01/05/2022 - 28/07/2022
Joey O’Gorman’s multi-media practice explores different ways of understanding ecology, both in terms of conceptual forms and felt reality. Multiple media – text, drawing, sculpture, audio, video and installation – and a range of descriptive, reflexive and improvisational processes are deployed in order to interrogate how ecologies may be represented and experientially engaged with. His practice looks to reveal the experiences in which we are ecologically enmeshed, and calls for renewed understanding of how individuals, communities and power relations dynamically interrelate.
Looking to early twentieth-century Pragmatist philosophies, which decentre the human within a conflux of interconnecting processes, experience is taken as relationality between things and a means of orientation within an eco-spatial view. Personal experience is taken to transcend representational abstractions, providing a unique insight into the world’s relational nature. Agricultural practice is explored in order to locate human experience within a broader ecological ground of interactions between organisms, energy and matter flux, and the organic circuits of social fields.
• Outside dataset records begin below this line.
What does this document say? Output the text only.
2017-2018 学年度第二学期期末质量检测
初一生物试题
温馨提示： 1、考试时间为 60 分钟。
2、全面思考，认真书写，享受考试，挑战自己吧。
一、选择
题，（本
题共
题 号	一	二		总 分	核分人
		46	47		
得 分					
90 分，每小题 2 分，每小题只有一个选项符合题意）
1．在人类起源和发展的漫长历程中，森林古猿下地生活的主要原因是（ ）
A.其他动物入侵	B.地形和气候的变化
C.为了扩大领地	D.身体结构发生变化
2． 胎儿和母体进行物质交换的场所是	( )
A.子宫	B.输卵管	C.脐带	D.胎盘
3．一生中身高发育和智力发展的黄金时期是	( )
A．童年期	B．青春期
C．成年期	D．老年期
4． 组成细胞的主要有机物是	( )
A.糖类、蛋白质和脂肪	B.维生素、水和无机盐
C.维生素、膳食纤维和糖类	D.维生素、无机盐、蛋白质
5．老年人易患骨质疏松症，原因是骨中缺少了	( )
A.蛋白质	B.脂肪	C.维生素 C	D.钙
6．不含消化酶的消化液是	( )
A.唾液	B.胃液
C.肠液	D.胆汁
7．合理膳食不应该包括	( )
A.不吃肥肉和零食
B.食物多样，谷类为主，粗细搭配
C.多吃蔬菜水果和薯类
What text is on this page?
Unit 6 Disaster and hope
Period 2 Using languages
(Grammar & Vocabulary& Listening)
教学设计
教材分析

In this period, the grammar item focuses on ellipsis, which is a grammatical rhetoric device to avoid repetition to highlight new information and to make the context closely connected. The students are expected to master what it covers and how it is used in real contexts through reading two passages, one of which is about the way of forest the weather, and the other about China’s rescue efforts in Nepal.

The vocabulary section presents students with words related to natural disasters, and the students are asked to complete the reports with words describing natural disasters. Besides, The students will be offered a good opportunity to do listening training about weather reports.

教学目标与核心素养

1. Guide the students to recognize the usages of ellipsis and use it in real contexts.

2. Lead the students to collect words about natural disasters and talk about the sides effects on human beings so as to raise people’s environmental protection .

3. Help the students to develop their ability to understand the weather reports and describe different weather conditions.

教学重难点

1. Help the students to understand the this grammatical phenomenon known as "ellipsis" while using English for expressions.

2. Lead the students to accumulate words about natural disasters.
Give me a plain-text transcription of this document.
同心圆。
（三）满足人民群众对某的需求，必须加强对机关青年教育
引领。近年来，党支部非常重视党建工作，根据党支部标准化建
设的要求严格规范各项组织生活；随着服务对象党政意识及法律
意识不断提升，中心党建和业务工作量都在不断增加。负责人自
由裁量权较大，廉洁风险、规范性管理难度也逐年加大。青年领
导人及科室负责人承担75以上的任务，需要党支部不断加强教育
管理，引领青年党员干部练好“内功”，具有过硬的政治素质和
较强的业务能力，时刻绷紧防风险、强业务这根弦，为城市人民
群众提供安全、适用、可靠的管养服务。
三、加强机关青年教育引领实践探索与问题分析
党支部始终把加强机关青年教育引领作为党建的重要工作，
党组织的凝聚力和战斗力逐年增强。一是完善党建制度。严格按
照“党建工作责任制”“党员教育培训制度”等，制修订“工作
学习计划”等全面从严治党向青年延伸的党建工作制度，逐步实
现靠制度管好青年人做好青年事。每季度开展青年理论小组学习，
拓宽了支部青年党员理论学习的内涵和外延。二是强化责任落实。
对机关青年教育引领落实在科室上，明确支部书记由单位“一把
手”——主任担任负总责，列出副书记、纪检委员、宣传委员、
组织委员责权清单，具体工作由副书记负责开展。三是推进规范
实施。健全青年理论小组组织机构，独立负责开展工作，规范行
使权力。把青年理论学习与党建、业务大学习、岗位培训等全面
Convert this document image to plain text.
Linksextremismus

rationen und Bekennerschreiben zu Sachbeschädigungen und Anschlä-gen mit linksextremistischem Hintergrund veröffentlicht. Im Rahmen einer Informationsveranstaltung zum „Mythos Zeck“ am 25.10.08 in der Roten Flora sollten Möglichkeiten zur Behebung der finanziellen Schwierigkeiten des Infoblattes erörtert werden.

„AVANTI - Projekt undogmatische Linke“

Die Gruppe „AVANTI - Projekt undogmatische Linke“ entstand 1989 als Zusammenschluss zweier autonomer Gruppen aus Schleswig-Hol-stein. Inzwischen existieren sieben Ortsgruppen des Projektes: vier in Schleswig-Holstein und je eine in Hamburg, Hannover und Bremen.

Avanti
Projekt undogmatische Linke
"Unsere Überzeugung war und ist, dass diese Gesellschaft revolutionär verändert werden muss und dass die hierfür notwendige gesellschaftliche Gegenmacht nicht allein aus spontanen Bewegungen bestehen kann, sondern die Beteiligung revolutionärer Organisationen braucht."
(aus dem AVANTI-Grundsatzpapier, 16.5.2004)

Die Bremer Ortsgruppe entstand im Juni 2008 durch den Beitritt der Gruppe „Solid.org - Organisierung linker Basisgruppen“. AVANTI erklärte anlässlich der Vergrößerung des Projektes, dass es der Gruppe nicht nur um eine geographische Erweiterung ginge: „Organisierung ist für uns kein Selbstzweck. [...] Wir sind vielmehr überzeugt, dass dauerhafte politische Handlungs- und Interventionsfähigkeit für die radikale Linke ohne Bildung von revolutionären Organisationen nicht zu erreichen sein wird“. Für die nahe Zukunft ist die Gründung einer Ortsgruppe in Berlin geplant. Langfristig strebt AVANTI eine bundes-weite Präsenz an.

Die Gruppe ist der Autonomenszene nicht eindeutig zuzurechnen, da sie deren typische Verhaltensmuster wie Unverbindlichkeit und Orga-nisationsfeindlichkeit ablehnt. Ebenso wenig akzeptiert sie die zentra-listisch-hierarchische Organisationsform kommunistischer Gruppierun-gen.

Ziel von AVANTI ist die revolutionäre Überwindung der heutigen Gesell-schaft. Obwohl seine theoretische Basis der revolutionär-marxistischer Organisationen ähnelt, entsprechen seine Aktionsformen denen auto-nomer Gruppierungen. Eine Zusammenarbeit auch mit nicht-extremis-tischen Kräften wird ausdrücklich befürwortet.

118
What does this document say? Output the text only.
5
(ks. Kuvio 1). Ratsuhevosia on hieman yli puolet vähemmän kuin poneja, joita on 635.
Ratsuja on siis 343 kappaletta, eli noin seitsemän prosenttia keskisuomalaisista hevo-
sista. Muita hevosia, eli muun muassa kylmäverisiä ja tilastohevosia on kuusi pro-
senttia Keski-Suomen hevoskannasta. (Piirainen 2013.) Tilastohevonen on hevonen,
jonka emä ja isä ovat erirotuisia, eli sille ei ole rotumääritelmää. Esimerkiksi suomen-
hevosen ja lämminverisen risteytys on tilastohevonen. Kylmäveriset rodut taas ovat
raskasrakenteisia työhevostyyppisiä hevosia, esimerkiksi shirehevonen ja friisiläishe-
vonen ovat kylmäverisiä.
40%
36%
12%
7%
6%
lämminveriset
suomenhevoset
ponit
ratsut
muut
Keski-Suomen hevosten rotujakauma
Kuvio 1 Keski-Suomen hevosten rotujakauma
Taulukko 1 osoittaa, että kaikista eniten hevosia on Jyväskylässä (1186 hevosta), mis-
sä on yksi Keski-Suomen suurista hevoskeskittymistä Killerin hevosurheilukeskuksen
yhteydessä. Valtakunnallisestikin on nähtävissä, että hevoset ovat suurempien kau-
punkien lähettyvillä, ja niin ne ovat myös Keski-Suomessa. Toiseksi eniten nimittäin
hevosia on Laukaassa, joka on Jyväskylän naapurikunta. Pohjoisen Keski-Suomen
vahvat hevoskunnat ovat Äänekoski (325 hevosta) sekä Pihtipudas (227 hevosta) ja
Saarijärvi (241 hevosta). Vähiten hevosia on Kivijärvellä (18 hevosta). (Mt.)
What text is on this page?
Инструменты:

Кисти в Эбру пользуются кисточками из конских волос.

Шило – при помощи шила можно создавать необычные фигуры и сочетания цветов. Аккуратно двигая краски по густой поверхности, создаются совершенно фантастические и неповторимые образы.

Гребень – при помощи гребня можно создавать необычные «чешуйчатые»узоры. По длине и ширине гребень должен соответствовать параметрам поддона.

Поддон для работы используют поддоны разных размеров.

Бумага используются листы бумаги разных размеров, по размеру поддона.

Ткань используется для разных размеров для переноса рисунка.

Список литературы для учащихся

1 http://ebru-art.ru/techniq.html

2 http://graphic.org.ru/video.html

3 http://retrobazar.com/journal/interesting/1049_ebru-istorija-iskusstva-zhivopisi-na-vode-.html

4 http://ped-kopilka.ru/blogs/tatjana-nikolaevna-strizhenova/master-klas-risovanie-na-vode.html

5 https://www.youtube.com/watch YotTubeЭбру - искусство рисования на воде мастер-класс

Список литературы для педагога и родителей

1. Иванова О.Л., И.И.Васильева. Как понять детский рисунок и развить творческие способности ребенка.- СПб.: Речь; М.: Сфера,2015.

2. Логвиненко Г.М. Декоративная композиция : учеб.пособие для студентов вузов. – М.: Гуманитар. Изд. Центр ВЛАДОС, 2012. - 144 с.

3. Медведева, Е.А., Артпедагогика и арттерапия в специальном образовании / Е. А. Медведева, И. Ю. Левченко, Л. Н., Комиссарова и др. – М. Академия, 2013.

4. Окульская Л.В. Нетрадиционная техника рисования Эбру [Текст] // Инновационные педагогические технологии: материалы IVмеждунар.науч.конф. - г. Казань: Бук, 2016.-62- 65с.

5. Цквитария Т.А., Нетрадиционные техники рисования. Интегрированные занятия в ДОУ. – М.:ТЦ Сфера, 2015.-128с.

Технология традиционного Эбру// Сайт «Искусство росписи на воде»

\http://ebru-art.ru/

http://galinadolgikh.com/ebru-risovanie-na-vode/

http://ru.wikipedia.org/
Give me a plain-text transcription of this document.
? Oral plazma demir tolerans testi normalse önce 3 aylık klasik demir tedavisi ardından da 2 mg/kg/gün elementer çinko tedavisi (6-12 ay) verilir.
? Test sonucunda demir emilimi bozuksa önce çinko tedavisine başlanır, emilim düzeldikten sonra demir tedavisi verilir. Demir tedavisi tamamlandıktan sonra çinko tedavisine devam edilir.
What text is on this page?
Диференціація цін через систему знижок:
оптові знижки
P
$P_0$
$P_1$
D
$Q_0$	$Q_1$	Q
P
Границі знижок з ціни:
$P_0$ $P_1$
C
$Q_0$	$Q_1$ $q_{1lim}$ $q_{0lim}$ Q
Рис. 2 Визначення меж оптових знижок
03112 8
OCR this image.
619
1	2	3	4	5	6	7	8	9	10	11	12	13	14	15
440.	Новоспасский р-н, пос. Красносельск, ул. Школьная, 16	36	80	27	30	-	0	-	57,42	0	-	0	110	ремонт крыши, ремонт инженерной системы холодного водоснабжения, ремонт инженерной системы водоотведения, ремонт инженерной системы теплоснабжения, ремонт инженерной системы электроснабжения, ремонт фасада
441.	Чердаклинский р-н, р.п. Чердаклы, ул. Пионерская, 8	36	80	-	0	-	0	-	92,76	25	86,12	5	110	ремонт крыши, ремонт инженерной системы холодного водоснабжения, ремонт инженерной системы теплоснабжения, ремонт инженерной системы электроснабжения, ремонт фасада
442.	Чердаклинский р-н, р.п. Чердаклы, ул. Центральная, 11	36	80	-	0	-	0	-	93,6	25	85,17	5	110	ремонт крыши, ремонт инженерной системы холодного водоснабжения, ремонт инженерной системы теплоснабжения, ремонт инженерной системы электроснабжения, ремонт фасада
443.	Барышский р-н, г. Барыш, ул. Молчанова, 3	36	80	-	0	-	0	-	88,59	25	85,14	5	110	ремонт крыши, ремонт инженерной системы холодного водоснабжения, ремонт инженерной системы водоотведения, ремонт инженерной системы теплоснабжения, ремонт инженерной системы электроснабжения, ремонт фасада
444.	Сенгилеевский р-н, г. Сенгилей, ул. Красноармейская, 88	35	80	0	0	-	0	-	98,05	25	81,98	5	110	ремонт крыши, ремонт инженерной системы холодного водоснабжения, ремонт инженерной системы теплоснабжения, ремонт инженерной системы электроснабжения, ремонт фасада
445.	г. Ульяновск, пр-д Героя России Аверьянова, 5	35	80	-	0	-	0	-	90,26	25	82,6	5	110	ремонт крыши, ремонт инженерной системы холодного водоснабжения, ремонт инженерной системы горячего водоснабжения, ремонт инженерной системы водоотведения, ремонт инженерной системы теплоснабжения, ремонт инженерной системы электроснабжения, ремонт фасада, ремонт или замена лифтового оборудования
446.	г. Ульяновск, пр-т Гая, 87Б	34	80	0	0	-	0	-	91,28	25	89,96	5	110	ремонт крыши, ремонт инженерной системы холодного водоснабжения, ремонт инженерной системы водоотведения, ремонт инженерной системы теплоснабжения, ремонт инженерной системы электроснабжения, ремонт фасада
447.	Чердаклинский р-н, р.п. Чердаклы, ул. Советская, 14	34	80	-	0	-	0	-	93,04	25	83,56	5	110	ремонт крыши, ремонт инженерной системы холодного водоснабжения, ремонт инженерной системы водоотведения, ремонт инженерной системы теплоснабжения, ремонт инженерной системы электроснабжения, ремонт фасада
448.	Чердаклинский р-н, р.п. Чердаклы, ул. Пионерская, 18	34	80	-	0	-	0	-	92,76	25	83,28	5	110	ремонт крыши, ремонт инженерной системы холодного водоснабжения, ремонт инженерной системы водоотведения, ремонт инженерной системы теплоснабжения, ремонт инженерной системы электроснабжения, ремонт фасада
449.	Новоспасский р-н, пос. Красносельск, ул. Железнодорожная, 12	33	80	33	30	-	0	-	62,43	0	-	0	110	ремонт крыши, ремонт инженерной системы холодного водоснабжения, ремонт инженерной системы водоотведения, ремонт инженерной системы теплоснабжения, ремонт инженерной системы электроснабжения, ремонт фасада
These relations are traced and reimagined, expressed in abstracted forms, and appended to scientific data and the performance of lived experience. This ongoing enquiry ask questions about the obscured relationships which connect everyday lives to environmental degradation and the systems of power that resist transformative, eco-social change.

For the Platform Arts graduate award studio residency materials were gathered and sculptures developed to populate an installation for exhibition. Found and made objects, wall drawings, an architectural structure, furniture, a cassette player, a library of popular culture books and academic texts, flyers, and Borax on glass were used as a means to consider how people extend into and co-create the word.

The Lorenz attractor is an iconic mathematical model which demonstrates key elements of chaotic behaviour. Three two-dimensional projections of this three-dimensional form were drawn onto the floor and two walls. A wall text explored how attractors like this could be read as a ‘hyperobject,’ as described by the theorist Timothy Morton.

Ink drawings and text trace the rhythms and transformations of complex, evolutionary systems.
Joey O’Gorman
Joey O’Gorman was a molecular biology postdoctoral researcher at Oxford University before moving to London in 2012 to focus on his art practice. There, as a Research Associate of Central Saint Martins’ new MA Art and Science programme, he explored the history and philosophy of science, collaborating with museums to develop experimental workshops. In 2015, he moved to Belfast where he undertook an MFA in Fine Art at the Belfast School of Art, and worked as a Co-Director of Catalyst Arts. He won graduate awards from Artist Moving Image Northern Ireland (AMINI), the Digital Arts Studio (DAS) and Platform Arts. In 2019, he won DfE funding for an art practice-based PhD at the Belfast School of Art, under the supervision of Dan Shipsides and Aisling O’Beirn, researching ecology from a spatial perspective.